How GPU’s work, an explainer using the Mandelbrot set

Every day pretty much all of us either uses or hears about the mythical GPU, the Graphics Processing Unit. It’s the thing that makes your games, video renders, and your machine learning models train faster. But how does it achieve that? What makes it different from a CPU?

We will do a quick explainer which should give you a good intuition using the Mandelbrot set. The Mandelbrot set is a fractal, a set of complex numbers that when iterated through a function, either diverges to infinity or stays bounded, it is the boundary between these two regions. The Mandelbrot set is a great example to use because it’s a simple function that can be parallelized easily.

A quick diversion into parallelism

During my university days I had a quick course on parallelism, where we were asked how we could parallelize the computation of the Mandelbrot set. The answer is simple, we can calculate each pixel independently, since at its core, calculating the set involves applying a function to each complex number to determine if it belongs to the set or not.

Back then the approach I followed was to divide the image into an \(n x n\) grid and assign each grid to a separate networked computer, which would then calculate the pixels in that grid, and write results to a network shared file (this was back in the day where RPC was barely a thing). This is a simple form of parallelism, and it’s called embarrassingly parallel.

Most GPU computations are embarrassingly parallel, and this is why they are so good at simple parallelism workloads.

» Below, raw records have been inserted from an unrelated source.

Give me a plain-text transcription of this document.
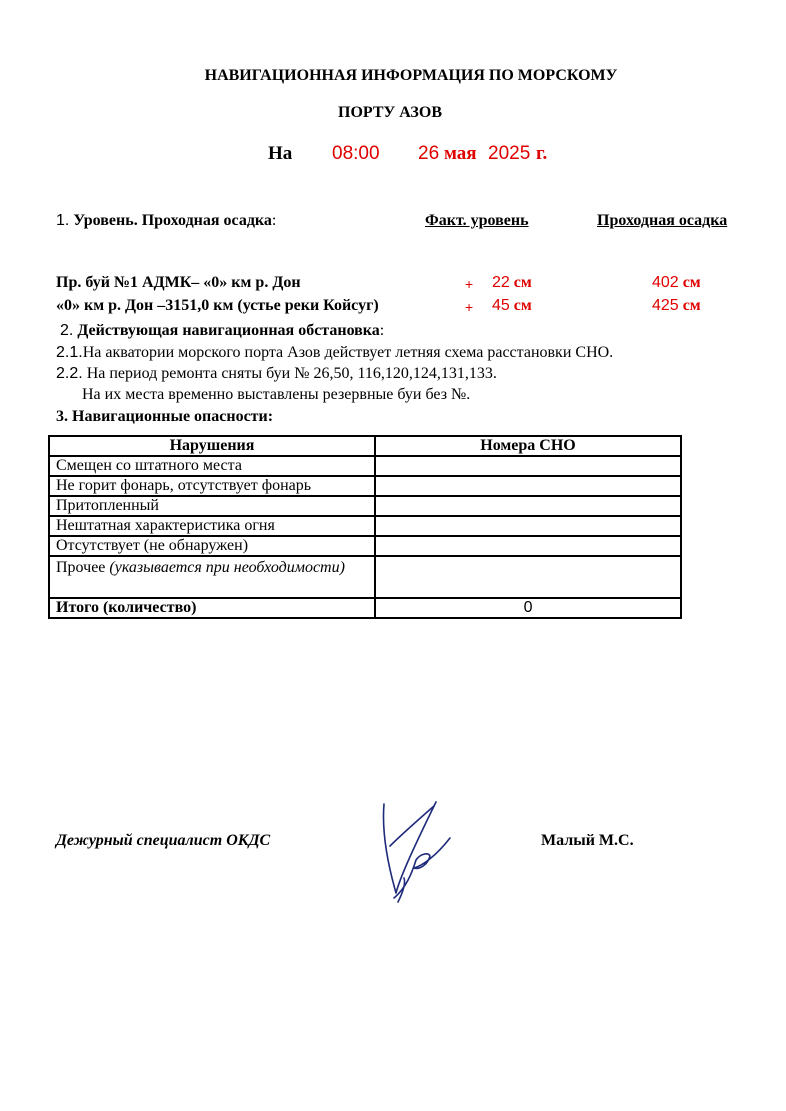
НАВИГАЦИОННАЯ ИНФОРМАЦИЯ ПО МОРСКОМУ
ПОРТУ АЗОВ
На 08:00 26 мая 2025 г.
1. Уровень. Проходная осадка:	Факт. уровень	Проходная осадка
Пр. буй №1 АДМК– «0» км р. Дон	+ 22 см	402 см
«0» км р. Дон –3151,0 км (устье реки Койсуг)	+ 45 см	425 см
2. Действующая навигационная обстановка:
2.1.На акватории морского порта Азов действует летняя схема расстановки СНО.
2.2. На период ремонта сняты буи № 26,50, 116,120,124,131,133.
На их места временно выставлены резервные буи без №.
3. Навигационные опасности:
Нарушения	Номера СНО
Смещен со штатного места	
Не горит фонарь, отсутствует фонарь	
Притопленный	
Нештатная характеристика огня	
Отсутствует (не обнаружен)	
Прочее (указывается при необходимости)	
Итого (количество)	0
Дежурный специалист ОКДС	Малый М.С.
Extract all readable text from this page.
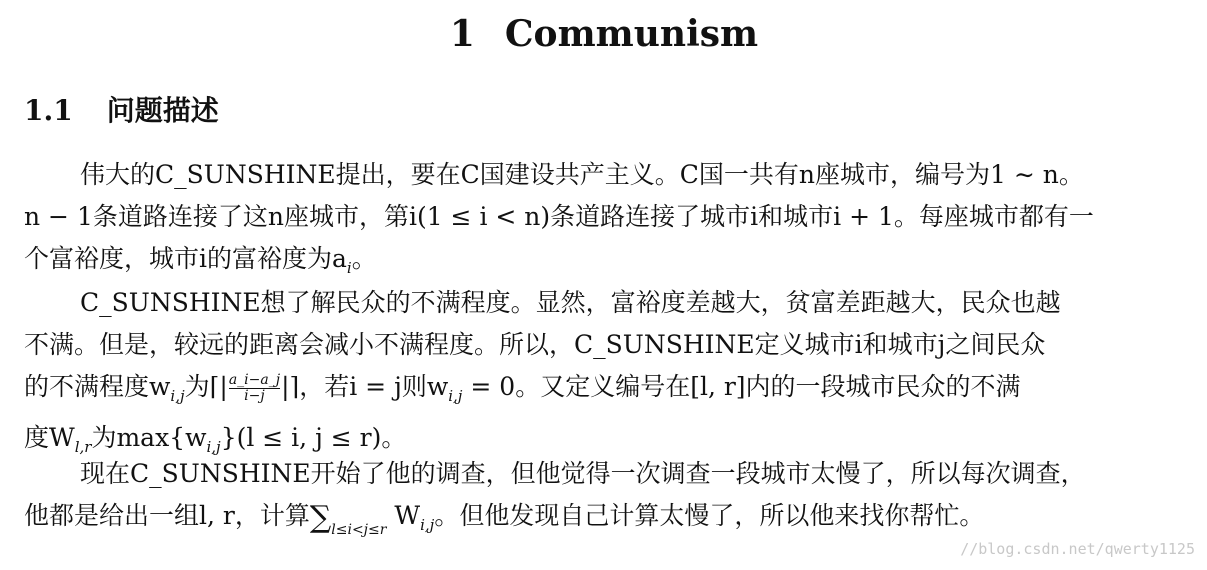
1 Communism
1.1 问题描述
伟大的C_SUNSHINE提出，要在C国建设共产主义。C国一共有n座城市，编号为1 ∼ n。
n − 1条道路连接了这n座城市，第i(1 ≤ i < n)条道路连接了城市i和城市i + 1。每座城市都有一
个富裕度，城市i的富裕度为$a_i$。
C_SUNSHINE想了解民众的不满程度。显然，富裕度差越大，贫富差距越大，民众也越
不满。但是，较远的距离会减小不满程度。所以，C_SUNSHINE定义城市i和城市j之间民众
的不满程度$w_{i,j}$为⌈| $\frac{a\_i-a\_j}{i-j}$ |⌉，若i = j则$w_{i,j} = 0$。又定义编号在[l, r]内的一段城市民众的不满
度$W_{l,r}$为$\max\{w_{i,j}\}(l \le i$, j ≤ r)。
现在C_SUNSHINE开始了他的调查，但他觉得一次调查一段城市太慢了，所以每次调查，
他都是给出一组l, r，计算$\sum_{l\le i<j\le r}$ $W_{i,j}$。但他发现自己计算太慢了，所以他来找你帮忙。
//blog.csdn.net/qwerty1125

They have thousands of cores, and each core can act independently to compute a fragment of the workload.

They are adept at machine learning and AI workloads equally because most of the computations in these fields are matrix multiplications, which can be parallelized easily.

The Mandelbrot set

The Mandelbrot set is defined by the following function:

\[ f(z) = z^2 + c \]

where \(z\) is a complex number, and \(c\) is a constant complex number. We can iterate this function, and if the magnitude of \(z\) is greater than 2, then we can say that the function diverges to infinity. If it doesn’t, then it stays bounded. The Mandelbrot set is the boundary between these two regions.

Further below we will show a rendered image of the Mandelbrot set, but first, let’s write a simple Python function to calculate it.

Calculating the Mandelbrot set with no parallelism

Let’s start by writing a simple, naive function to calculate the Mandelbrot set. This function uses no parallelism, and it’s a simple for loop that iterates over each pixel in the image and calculates each using the CPU only. It basically iterates over columns and rows and computes whether that particular point diverges or not as nested loops.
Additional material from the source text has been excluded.